13 jan 2022

Le Billet de la semaine

Bonjour à vous toutes et à vous tous,

La Fille de Joyce / The Joyce Girl (éditions Hervé Chopin, 2016, 2021) d’Annabel Abbs est un roman biographique. Comme son titre l’indique, il s’agit de Lucia Joyce, la fille du grand écrivain irlandais, James Joyce.

L’auteure précise ceci à la page 414 : « De nombreux documents (lettres de, à et à propos de Lucia, ses rapports médicaux, son roman et ses poèmes) ayant été détruits ou perdus, j’ai imaginé les pensées et les sentiments de Lucia. Ce livre est donc une oeuvre de fiction et non un document. Cependant, lorsque les faits réels étaient connus, je m’y suis tenue le plus possible, dans les limites du récit. »

Les chapitres où Lucia consulte, trois fois par semaine, le cabinet du psychiatre Carl Gustav Jung à Küsnacht, dans le canton de Zurich, se déroulent sur quatre mois à l’automne de 1934 ; elle a alors 27 ans et n’a encore jamais été éloignée de sa famille. Le reste de l’histoire se situe entre novembre 1928 et mars 1932, principalement à Paris, au domicile des Joyce qui habitent un appartement au 5e étage qui donne sur la tour Eiffel, square de Robiac.

Est-ce que James Joyce (1882-1941), surnommé Babbo, comme ne cesse de le répéter sa fille à qui veut l’entendre, « est le plus grand écrivain du XXe siècle » ? Il a déjà publié en 1922, Ulysse, roman considéré par plusieurs comme un livre obscène et interdit aux États-Unis jusqu’en 1934. Suivra en 1939, Finnegans Wake (Work in Progress, 1923-1938 ; Finnegans Wake, 1939) qui lui a demandé un travail colossal. Il a ses adulateurs et ses détracteurs !
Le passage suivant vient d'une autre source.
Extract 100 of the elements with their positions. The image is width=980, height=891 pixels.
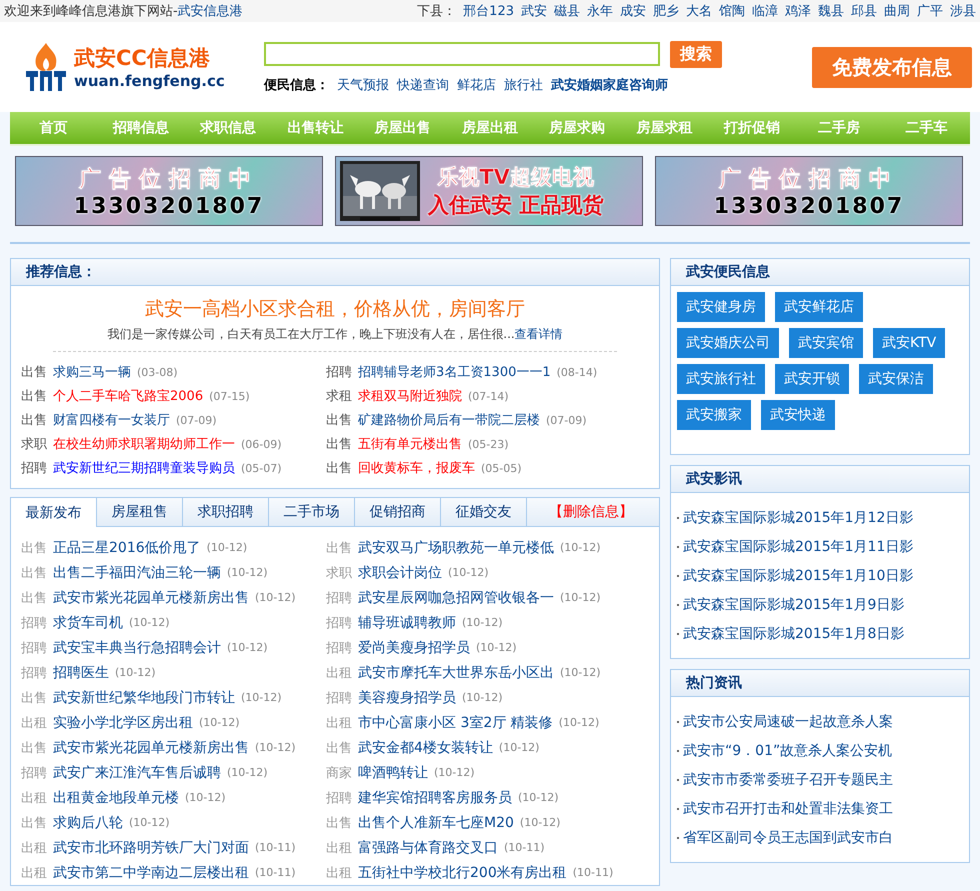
- news-link[interactable]: 武安市召开打击和处置非法集资工: [683, 800, 893, 818]
- ad-banner[interactable]: 广告位招商中 13303201807: [15, 156, 323, 226]
- listing-link[interactable]: 求购三马一辆: [53, 363, 131, 381]
- county-link[interactable]: 广平: [917, 2, 943, 20]
- service-button[interactable]: 武安宾馆: [789, 328, 863, 358]
- tab[interactable]: 房屋租售: [97, 498, 183, 526]
- category-label: 出售: [21, 388, 47, 405]
- listing-link[interactable]: 个人二手车哈飞路宝2006: [53, 387, 204, 405]
- service-link[interactable]: 武安婚姻家庭咨询师: [551, 76, 668, 94]
- movie-link[interactable]: 武安森宝国际影城2015年1月12日影: [683, 508, 914, 526]
- date-text: (10-12): [560, 541, 601, 554]
- listing-link[interactable]: 出售个人准新车七座M20: [358, 814, 514, 832]
- county-link[interactable]: 永年: [587, 2, 613, 20]
- listing-link[interactable]: 武安新世纪三期招聘童装导购员: [53, 459, 235, 477]
- news-link[interactable]: 省军区副司令员王志国到武安市白: [683, 828, 893, 846]
- service-button[interactable]: 武安鲜花店: [775, 292, 863, 322]
- service-link[interactable]: 旅行社: [504, 76, 543, 94]
- county-link[interactable]: 成安: [620, 2, 646, 20]
- tab[interactable]: 二手市场: [269, 498, 355, 526]
- listing-link[interactable]: 矿建路物价局后有一带院二层楼: [358, 411, 540, 429]
- movie-link[interactable]: 武安森宝国际影城2015年1月10日影: [683, 566, 914, 584]
- tab[interactable]: 促销招商: [355, 498, 441, 526]
- listing-link[interactable]: 正品三星2016低价甩了: [53, 538, 201, 556]
- listing-link[interactable]: 求货车司机: [53, 614, 123, 632]
- county-link[interactable]: 馆陶: [719, 2, 745, 20]
- listing-link[interactable]: 武安市摩托车大世界东岳小区出: [358, 664, 554, 682]
- county-link[interactable]: 肥乡: [653, 2, 679, 20]
- listing-link[interactable]: 市中心富康小区 3室2厅 精装修: [358, 714, 553, 732]
- site-link[interactable]: 武安信息港: [178, 4, 243, 19]
- search-field[interactable]: [264, 42, 660, 66]
- listing-link[interactable]: 回收黄标车，报废车: [358, 459, 475, 477]
- service-button[interactable]: 武安健身房: [677, 292, 765, 322]
- date-text: (10-12): [115, 666, 156, 679]
- listing-link[interactable]: 武安宝丰典当行急招聘会计: [53, 638, 221, 656]
- listing-link[interactable]: 在校生幼师求职署期幼师工作一: [53, 435, 235, 453]
- service-link[interactable]: 鲜花店: [457, 76, 496, 94]
- listing-link[interactable]: 武安市紫光花园单元楼新房出售: [53, 588, 249, 606]
- listing-link[interactable]: 建华宾馆招聘客房服务员: [358, 788, 512, 806]
- listing-link[interactable]: 五街社中学校北行200米有房出租: [358, 864, 567, 882]
- listing-link[interactable]: 招聘辅导老师3名工资1300一一1: [358, 363, 551, 381]
- listing-link[interactable]: 辅导班诚聘教师: [358, 614, 456, 632]
- category-label: 出租: [21, 790, 47, 806]
- service-link[interactable]: 天气预报: [337, 76, 389, 94]
- county-link[interactable]: 曲周: [884, 2, 910, 20]
- movie-link[interactable]: 武安森宝国际影城2015年1月9日影: [683, 596, 904, 614]
- county-link[interactable]: 鸡泽: [785, 2, 811, 20]
- listing-link[interactable]: 求租双马附近独院: [358, 387, 462, 405]
- news-link[interactable]: 武安市“9．01”故意杀人案公安机: [683, 742, 892, 760]
- tab[interactable]: 求职招聘: [183, 498, 269, 526]
- listing-link[interactable]: 求购后八轮: [53, 814, 123, 832]
- county-link[interactable]: 魏县: [818, 2, 844, 20]
- listing-link[interactable]: 武安金都4楼女装转让: [358, 738, 493, 756]
- listing-link[interactable]: 武安广来江淮汽车售后诚聘: [53, 764, 221, 782]
- ad-text: 入住武安 正品现货: [428, 192, 604, 219]
- listing-link[interactable]: 啤酒鸭转让: [358, 764, 428, 782]
- listing-link[interactable]: 实验小学北学区房出租: [53, 714, 193, 732]
- county-link[interactable]: 大名: [686, 2, 712, 20]
- service-button[interactable]: 武安婚庆公司: [677, 328, 779, 358]
- details-link[interactable]: 查看详情: [514, 327, 563, 341]
- listing-link[interactable]: 武安市紫光花园单元楼新房出售: [53, 738, 249, 756]
- listing-link[interactable]: 求职会计岗位: [358, 564, 442, 582]
- listing-link[interactable]: 武安双马广场职教苑一单元楼低: [358, 538, 554, 556]
- listing-link[interactable]: 出售二手福田汽油三轮一辆: [53, 564, 221, 582]
- listing-link[interactable]: 美容瘦身招学员: [358, 688, 456, 706]
- listing-link[interactable]: 招聘医生: [53, 664, 109, 682]
- service-button[interactable]: 武安KTV: [873, 328, 946, 358]
- service-button[interactable]: 武安保洁: [859, 364, 933, 394]
- tab[interactable]: 最新发布: [11, 498, 97, 527]
- ad-banner[interactable]: 广告位招商中 13303201807: [655, 156, 963, 226]
- service-button[interactable]: 武安开锁: [775, 364, 849, 394]
- service-button[interactable]: 武安旅行社: [677, 364, 765, 394]
- county-link[interactable]: 邱县: [851, 2, 877, 20]
- tab[interactable]: 征婚交友: [441, 498, 527, 526]
- listing-link[interactable]: 武安新世纪繁华地段门市转让: [53, 688, 235, 706]
- news-link[interactable]: 武安市公安局速破一起故意杀人案: [683, 712, 893, 730]
- service-link[interactable]: 快递查询: [397, 76, 449, 94]
- movie-link[interactable]: 武安森宝国际影城2015年1月11日影: [683, 538, 914, 556]
- service-button[interactable]: 武安快递: [761, 400, 835, 430]
- listing-link[interactable]: 五街有单元楼出售: [358, 435, 462, 453]
- category-label: 招聘: [21, 764, 47, 782]
- service-button[interactable]: 武安搬家: [677, 400, 751, 430]
- category-label: 出售: [21, 740, 47, 756]
- delete-link[interactable]: 【删除信息】: [549, 498, 633, 526]
- category-label: 出售: [326, 412, 352, 429]
- county-link[interactable]: 涉县: [950, 2, 976, 20]
- listing-link[interactable]: 爱尚美瘦身招学员: [358, 638, 470, 656]
- news-link[interactable]: 武安市市委常委班子召开专题民主: [683, 770, 893, 788]
- counties-label: 下县：: [417, 3, 456, 20]
- listing-link[interactable]: 武安星辰网咖急招网管收银各一: [358, 588, 554, 606]
- county-link[interactable]: 武安: [521, 2, 547, 20]
- listing-link[interactable]: 出租黄金地段单元楼: [53, 788, 179, 806]
- movie-link[interactable]: 武安森宝国际影城2015年1月8日影: [683, 624, 904, 642]
- listing-link[interactable]: 武安市第二中学南边二层楼出租: [53, 864, 249, 882]
- listing-link[interactable]: 财富四楼有一女装厅: [53, 411, 170, 429]
- county-link[interactable]: 邢台123: [463, 2, 514, 20]
- listing-link[interactable]: 富强路与体育路交叉口: [358, 838, 498, 856]
- county-link[interactable]: 磁县: [554, 2, 580, 20]
- category-label: 出租: [326, 840, 352, 856]
- listing-link[interactable]: 武安市北环路明芳铁厂大门对面: [53, 838, 249, 856]
- county-link[interactable]: 临漳: [752, 2, 778, 20]
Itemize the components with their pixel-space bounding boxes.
Le lien entre Lucia et son père est ambigu. Elle a été, sans conteste, sa muse, sa source de créativité, mais en même temps, il s’est « servi » d’elle, entre autres, pour s’occuper de sa correspondance. Il la voulait dans son giron, coûte que coûte. Souffrant de graves problèmes aux yeux, Joyce avait besoin d’être entouré. Par exemple, Samuel Beckett avait été engagé pour lui faire tous les jours la lecture à 17 heures – au plus grand bonheur de Lucia qui était tombée follement amoureuse de lui.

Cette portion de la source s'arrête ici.